Saudi Arabia’s foreign minister said on Saturday that Riyadh was still committed to back-channel peace talks with Yemen’s Huthi rebels, despite a recent increase in violence in the five-year conflict.

The Yemen conflict began with the 2014 takeover of the capital Sanaa by the Huthis, who control much of the country’s north along the border with Saudi Arabia.

A Saudi-led military coalition allied with Yemen’s internationally recognized government has been fighting the Iranian-backed Huthis since 2015.

A Saudi-led military coalition intervened in 2015 to try to restore him.

The United Nations has been trying to re-launch political negotiations to end the war and, separately, Riyadh has been holding informal talks with the Huthis since late September about de-escalation.

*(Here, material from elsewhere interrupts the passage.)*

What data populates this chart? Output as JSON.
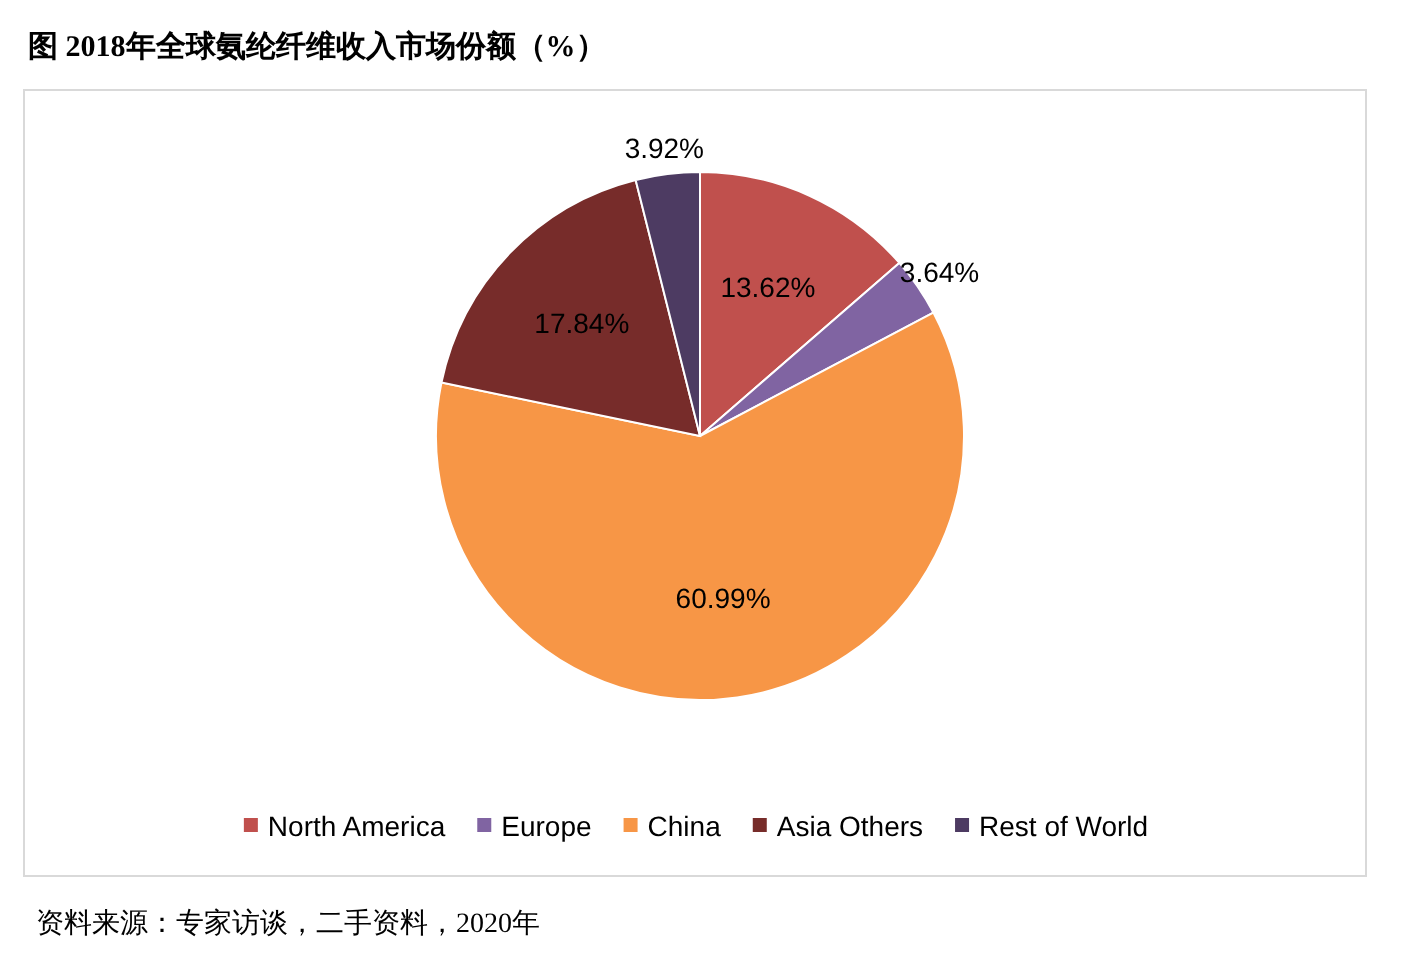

“We have a back channel and it’s not yet ready to move to the highest level,” Prince Faisal bin Farhan Al Saud told the Munich Security Conference.

“It’s making progress. We have seen some deterioration recently, but we are committed to moving it forward,” he added, referring to a recent rise in military activity by the Iran-backed rebels.

After a lull in hostilities in recent months on many fronts, violence has escalated at a front-line east of Yemen’s Huthi-held capital Sanaa, since a Jan. 19 missile attack on a government military camp that killed more than 100 people.

Prince Faisal said Saudi would continue to respond to attacks, but that the recent Huthi assaults were not yet at the point that they were endangering the back-channel talks.